Well, colour me impressed. First Property Group has pulled off a textbook turnaround, swinging from a £4.41 million loss last year to a £3.03 million profit in FY 2025. It’s the kind of pivot that makes you sit up and take notice—especially in today’s capricious property market.
The Anatomy of a Turnaround
So, how did they do it? Three factors stand out:
- Impairment Relief: A stark reduction in property write-downs (£0.24m vs. £3.75m in FY24), particularly on their Polish assets.
- Fprop Phoenix Lift: Their 23% stake in Fprop Phoenix delivered a £1.73m valuation surge.
- Ruthless Cost-Cutting: Axing £650k in annual overheads—proof that surgical efficiency moves the needle.
The September 2024 open offer raised £2.96m (underwritten by the CEO and Chairman, no less), funding deferred payments on Warsaw’s Blue Tower and tenant incentives. Confidence or calculated gamble?

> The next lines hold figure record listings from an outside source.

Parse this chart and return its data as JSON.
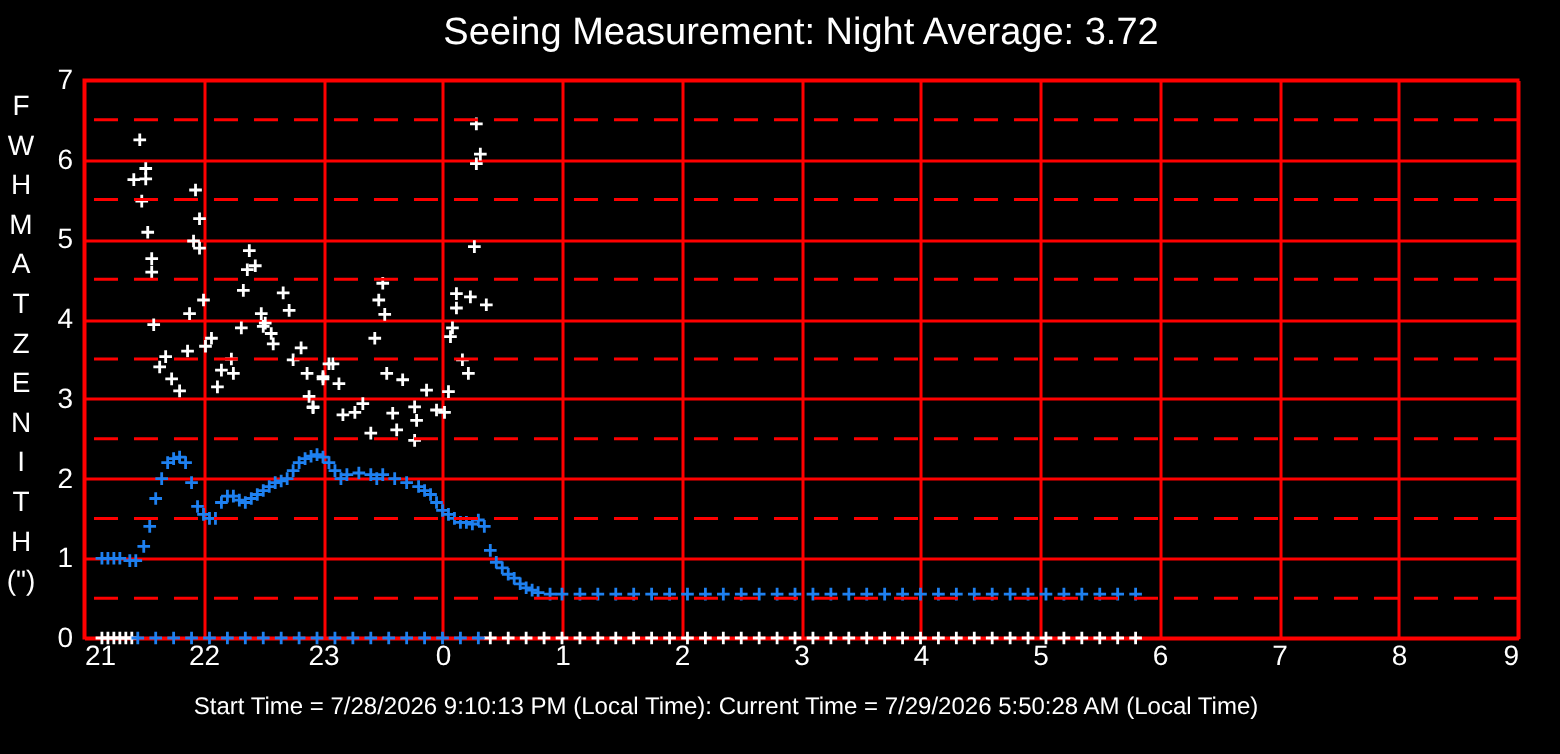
{
  "chart_data": {
    "type": "scatter",
    "title": "Seeing Measurement: Night Average: 3.72",
    "ylabel": "FWHM AT ZENITH (\")",
    "annotations": [
      "Start Time = 7/28/2026 9:10:13 PM (Local Time): Current Time = 7/29/2026 5:50:28 AM (Local Time)"
    ],
    "xlim": [
      "2026-07-28T21:00",
      "2026-07-29T09:00"
    ],
    "xticks": [
      {
        "value": "2026-07-28T21:00",
        "label": "21"
      },
      {
        "value": "2026-07-28T22:00",
        "label": "22"
      },
      {
        "value": "2026-07-28T23:00",
        "label": "23"
      },
      {
        "value": "2026-07-29T00:00",
        "label": "0"
      },
      {
        "value": "2026-07-29T01:00",
        "label": "1"
      },
      {
        "value": "2026-07-29T02:00",
        "label": "2"
      },
      {
        "value": "2026-07-29T03:00",
        "label": "3"
      },
      {
        "value": "2026-07-29T04:00",
        "label": "4"
      },
      {
        "value": "2026-07-29T05:00",
        "label": "5"
      },
      {
        "value": "2026-07-29T06:00",
        "label": "6"
      },
      {
        "value": "2026-07-29T07:00",
        "label": "7"
      },
      {
        "value": "2026-07-29T08:00",
        "label": "8"
      },
      {
        "value": "2026-07-29T09:00",
        "label": "9"
      }
    ],
    "ylim": [
      0,
      7
    ],
    "yticks": [
      0,
      {
        "value": 0.5,
        "label": null
      },
      1,
      {
        "value": 1.5,
        "label": null
      },
      2,
      {
        "value": 2.5,
        "label": null
      },
      3,
      {
        "value": 3.5,
        "label": null
      },
      4,
      {
        "value": 4.5,
        "label": null
      },
      5,
      {
        "value": 5.5,
        "label": null
      },
      6,
      {
        "value": 6.5,
        "label": null
      },
      7
    ],
    "grid": true,
    "marker": "cross",
    "series": [
      {
        "color": "#ffffff",
        "x": [
          "2026-07-28T21:28",
          "2026-07-28T21:31",
          "2026-07-28T21:25",
          "2026-07-28T21:31",
          "2026-07-28T21:29",
          "2026-07-28T21:56",
          "2026-07-28T21:58",
          "2026-07-28T21:32",
          "2026-07-28T21:55",
          "2026-07-28T21:58",
          "2026-07-28T21:34",
          "2026-07-28T21:34",
          "2026-07-28T22:23",
          "2026-07-28T22:22",
          "2026-07-28T22:26",
          "2026-07-28T22:20",
          "2026-07-28T22:40",
          "2026-07-28T22:43",
          "2026-07-28T22:00",
          "2026-07-28T21:53",
          "2026-07-28T21:35",
          "2026-07-28T22:29",
          "2026-07-28T22:30",
          "2026-07-28T22:19",
          "2026-07-28T22:04",
          "2026-07-28T22:01",
          "2026-07-28T22:14",
          "2026-07-28T22:09",
          "2026-07-28T21:41",
          "2026-07-28T21:38",
          "2026-07-28T21:44",
          "2026-07-28T21:48",
          "2026-07-28T21:52",
          "2026-07-28T22:35",
          "2026-07-28T22:34",
          "2026-07-28T22:49",
          "2026-07-28T22:45",
          "2026-07-28T22:52",
          "2026-07-28T22:55",
          "2026-07-28T23:05",
          "2026-07-28T23:00",
          "2026-07-28T22:07",
          "2026-07-28T22:15",
          "2026-07-29T00:16",
          "2026-07-28T23:30",
          "2026-07-28T23:28",
          "2026-07-28T23:31",
          "2026-07-29T00:07",
          "2026-07-29T00:14",
          "2026-07-29T00:22",
          "2026-07-29T00:07",
          "2026-07-29T00:05",
          "2026-07-29T00:04",
          "2026-07-28T23:26",
          "2026-07-29T00:10",
          "2026-07-29T00:13",
          "2026-07-29T00:03",
          "2026-07-28T23:32",
          "2026-07-28T23:40",
          "2026-07-28T23:52",
          "2026-07-28T23:46",
          "2026-07-28T23:35",
          "2026-07-28T23:57",
          "2026-07-29T00:01",
          "2026-07-28T23:47",
          "2026-07-28T23:37",
          "2026-07-28T23:46",
          "2026-07-28T23:24",
          "2026-07-28T23:16",
          "2026-07-28T23:20",
          "2026-07-28T23:10",
          "2026-07-28T22:53",
          "2026-07-28T22:55",
          "2026-07-28T23:00",
          "2026-07-28T23:08",
          "2026-07-28T23:03",
          "2026-07-28T22:31",
          "2026-07-29T00:17",
          "2026-07-29T00:19",
          "2026-07-29T00:17",
          "2026-07-28T21:09",
          "2026-07-28T21:12",
          "2026-07-28T21:15",
          "2026-07-28T21:18",
          "2026-07-28T21:21",
          "2026-07-28T21:24",
          "2026-07-29T00:24",
          "2026-07-29T00:33",
          "2026-07-29T00:42",
          "2026-07-29T00:51",
          "2026-07-29T01:00",
          "2026-07-29T01:09",
          "2026-07-29T01:18",
          "2026-07-29T01:27",
          "2026-07-29T01:36",
          "2026-07-29T01:45",
          "2026-07-29T01:54",
          "2026-07-29T02:03",
          "2026-07-29T02:12",
          "2026-07-29T02:21",
          "2026-07-29T02:30",
          "2026-07-29T02:39",
          "2026-07-29T02:48",
          "2026-07-29T02:57",
          "2026-07-29T03:06",
          "2026-07-29T03:15",
          "2026-07-29T03:24",
          "2026-07-29T03:33",
          "2026-07-29T03:42",
          "2026-07-29T03:51",
          "2026-07-29T04:00",
          "2026-07-29T04:09",
          "2026-07-29T04:18",
          "2026-07-29T04:27",
          "2026-07-29T04:36",
          "2026-07-29T04:45",
          "2026-07-29T04:54",
          "2026-07-29T05:03",
          "2026-07-29T05:12",
          "2026-07-29T05:21",
          "2026-07-29T05:30",
          "2026-07-29T05:39",
          "2026-07-29T05:48"
        ],
        "values": [
          6.25,
          5.89,
          5.75,
          5.76,
          5.48,
          5.62,
          5.26,
          5.09,
          4.98,
          4.89,
          4.76,
          4.59,
          4.86,
          4.62,
          4.67,
          4.36,
          4.33,
          4.11,
          4.24,
          4.07,
          3.93,
          4.07,
          3.91,
          3.89,
          3.76,
          3.66,
          3.5,
          3.36,
          3.53,
          3.4,
          3.25,
          3.1,
          3.6,
          3.69,
          3.82,
          3.64,
          3.49,
          3.32,
          2.9,
          3.44,
          3.28,
          3.15,
          3.32,
          4.91,
          4.45,
          4.24,
          4.06,
          4.32,
          4.28,
          4.18,
          4.14,
          3.89,
          3.78,
          3.76,
          3.49,
          3.32,
          3.09,
          3.32,
          3.24,
          3.11,
          2.9,
          2.82,
          2.86,
          2.83,
          2.73,
          2.61,
          2.48,
          2.57,
          2.83,
          2.94,
          2.8,
          3.03,
          2.89,
          3.25,
          3.19,
          3.44,
          3.95,
          6.45,
          6.07,
          5.95,
          0,
          0,
          0,
          0,
          0,
          0,
          0,
          0,
          0,
          0,
          0,
          0,
          0,
          0,
          0,
          0,
          0,
          0,
          0,
          0,
          0,
          0,
          0,
          0,
          0,
          0,
          0,
          0,
          0,
          0,
          0,
          0,
          0,
          0,
          0,
          0,
          0,
          0,
          0,
          0,
          0,
          0,
          0
        ]
      },
      {
        "color": "#1e80f0",
        "x": [
          "2026-07-28T21:09",
          "2026-07-28T21:12",
          "2026-07-28T21:15",
          "2026-07-28T21:18",
          "2026-07-28T21:23",
          "2026-07-28T21:26",
          "2026-07-28T21:30",
          "2026-07-28T21:33",
          "2026-07-28T21:36",
          "2026-07-28T21:39",
          "2026-07-28T21:42",
          "2026-07-28T21:45",
          "2026-07-28T21:48",
          "2026-07-28T21:51",
          "2026-07-28T21:54",
          "2026-07-28T21:57",
          "2026-07-28T22:00",
          "2026-07-28T22:03",
          "2026-07-28T22:06",
          "2026-07-28T22:09",
          "2026-07-28T22:12",
          "2026-07-28T22:15",
          "2026-07-28T22:18",
          "2026-07-28T22:21",
          "2026-07-28T22:24",
          "2026-07-28T22:27",
          "2026-07-28T22:30",
          "2026-07-28T22:33",
          "2026-07-28T22:36",
          "2026-07-28T22:39",
          "2026-07-28T22:42",
          "2026-07-28T22:45",
          "2026-07-28T22:48",
          "2026-07-28T22:51",
          "2026-07-28T22:54",
          "2026-07-28T22:57",
          "2026-07-28T23:00",
          "2026-07-28T23:03",
          "2026-07-28T23:06",
          "2026-07-28T23:09",
          "2026-07-28T23:12",
          "2026-07-28T23:18",
          "2026-07-28T23:24",
          "2026-07-28T23:27",
          "2026-07-28T23:30",
          "2026-07-28T23:36",
          "2026-07-28T23:42",
          "2026-07-28T23:48",
          "2026-07-28T23:51",
          "2026-07-28T23:54",
          "2026-07-28T23:57",
          "2026-07-29T00:00",
          "2026-07-29T00:03",
          "2026-07-29T00:06",
          "2026-07-29T00:09",
          "2026-07-29T00:12",
          "2026-07-29T00:15",
          "2026-07-29T00:18",
          "2026-07-29T00:21",
          "2026-07-29T00:24",
          "2026-07-29T00:27",
          "2026-07-29T00:30",
          "2026-07-29T00:33",
          "2026-07-29T00:36",
          "2026-07-29T00:39",
          "2026-07-29T00:42",
          "2026-07-29T00:45",
          "2026-07-29T00:48",
          "2026-07-29T00:54",
          "2026-07-29T01:00",
          "2026-07-29T01:09",
          "2026-07-29T01:18",
          "2026-07-29T01:27",
          "2026-07-29T01:36",
          "2026-07-29T01:45",
          "2026-07-29T01:54",
          "2026-07-29T02:03",
          "2026-07-29T02:12",
          "2026-07-29T02:21",
          "2026-07-29T02:30",
          "2026-07-29T02:39",
          "2026-07-29T02:48",
          "2026-07-29T02:57",
          "2026-07-29T03:06",
          "2026-07-29T03:15",
          "2026-07-29T03:24",
          "2026-07-29T03:33",
          "2026-07-29T03:42",
          "2026-07-29T03:51",
          "2026-07-29T04:00",
          "2026-07-29T04:09",
          "2026-07-29T04:18",
          "2026-07-29T04:27",
          "2026-07-29T04:36",
          "2026-07-29T04:45",
          "2026-07-29T04:54",
          "2026-07-29T05:03",
          "2026-07-29T05:12",
          "2026-07-29T05:21",
          "2026-07-29T05:30",
          "2026-07-29T05:39",
          "2026-07-29T05:48",
          "2026-07-28T21:27",
          "2026-07-28T21:36",
          "2026-07-28T21:45",
          "2026-07-28T21:54",
          "2026-07-28T22:03",
          "2026-07-28T22:12",
          "2026-07-28T22:21",
          "2026-07-28T22:30",
          "2026-07-28T22:39",
          "2026-07-28T22:48",
          "2026-07-28T22:57",
          "2026-07-28T23:06",
          "2026-07-28T23:15",
          "2026-07-28T23:24",
          "2026-07-28T23:33",
          "2026-07-28T23:42",
          "2026-07-28T23:51",
          "2026-07-29T00:00",
          "2026-07-29T00:09",
          "2026-07-29T00:18"
        ],
        "values": [
          1.0,
          1.0,
          1.0,
          1.0,
          0.97,
          0.97,
          1.15,
          1.4,
          1.75,
          2.0,
          2.2,
          2.25,
          2.27,
          2.2,
          1.95,
          1.65,
          1.55,
          1.5,
          1.5,
          1.7,
          1.78,
          1.78,
          1.73,
          1.7,
          1.75,
          1.8,
          1.85,
          1.9,
          1.95,
          1.97,
          2.0,
          2.1,
          2.2,
          2.25,
          2.28,
          2.3,
          2.27,
          2.2,
          2.1,
          2.0,
          2.05,
          2.07,
          2.05,
          2.0,
          2.05,
          2.0,
          1.95,
          1.9,
          1.85,
          1.8,
          1.7,
          1.6,
          1.55,
          1.5,
          1.45,
          1.45,
          1.43,
          1.48,
          1.4,
          1.1,
          0.95,
          0.88,
          0.8,
          0.75,
          0.68,
          0.63,
          0.6,
          0.57,
          0.55,
          0.55,
          0.55,
          0.55,
          0.55,
          0.55,
          0.55,
          0.55,
          0.55,
          0.55,
          0.55,
          0.55,
          0.55,
          0.55,
          0.55,
          0.55,
          0.55,
          0.55,
          0.55,
          0.55,
          0.55,
          0.55,
          0.55,
          0.55,
          0.55,
          0.55,
          0.55,
          0.55,
          0.55,
          0.55,
          0.55,
          0.55,
          0.55,
          0.55,
          0,
          0,
          0,
          0,
          0,
          0,
          0,
          0,
          0,
          0,
          0,
          0,
          0,
          0,
          0,
          0,
          0,
          0,
          0,
          0
        ]
      }
    ]
  }
}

Either way, it worked.
Debt, Liquidity & Leverage
First Property didn’t just grow profits—they fortified the balance sheet:
- Gross debt slashed by 12% (£24.37m), net debt down 15% (£19.55m).
- Cash nudged up to £4.82m, despite £1.97m deployed for Blue Tower liabilities.
- Gearing (at market value) dropped to 31.5% from 38.3%—breathing room secured.
One red flag: their Gdynia office faced administration post-year-end. But with debt non-recourse and asset value matching liabilities, contagion risk looks contained. Still, one to watch.
Fund Management: Shrinking AUM, Strategic Reshuffle
Third-party AUM fell to £164m (from £222m), but don’t mistake this for retreat. The decline stems from deliberate asset sales—£63.1m of UK properties liquidated across four funds. Crucially:
- Weighted fund contract terms lengthened to 3.4 years (from 1.9 years).
- Fee income stabilized at £1.2m annually, with cost cuts lifting divisional profit 27% to £1.04m.
Direct Assets: The Polish Engine
Seven directly owned properties (six in Poland, one in Romania) now valued at £56.04m. Blue Tower dominates—54% of the portfolio’s market value. Vacancy rates sit at 29.8%, but exclude Gdynia, and that drops to 9.7%. Leasing up the remaining 2,800 sqm could boost NOI by €500k annually—low-hanging fruit.
Outlook: Cautious Green Shoots
CEO Ben Habib’s tone is measured but optimistic: “We appear to be close to the bottom of the cycle.” Office markets remain battered, but Poland’s 3% GDP growth and falling interest rates (5.25% → 4.5% forecast) offer tailwinds. In the UK, he’s eyeing “interesting deals” in a buyer’s market.
No dividend (again), but that’s prudent—preserving cash for debt management and opportunistic acquisitions makes sense.
The Bottom Line
First Property’s rebound isn’t luck—it’s disciplined execution. They’ve trimmed fat, managed leverage, and played their Polish strength. The road ahead? Bumpy, but navigable. For investors, this is a story of resilience with optionality: upside if leasing accelerates or Central European sentiment improves. One for the watchlist, absolutely.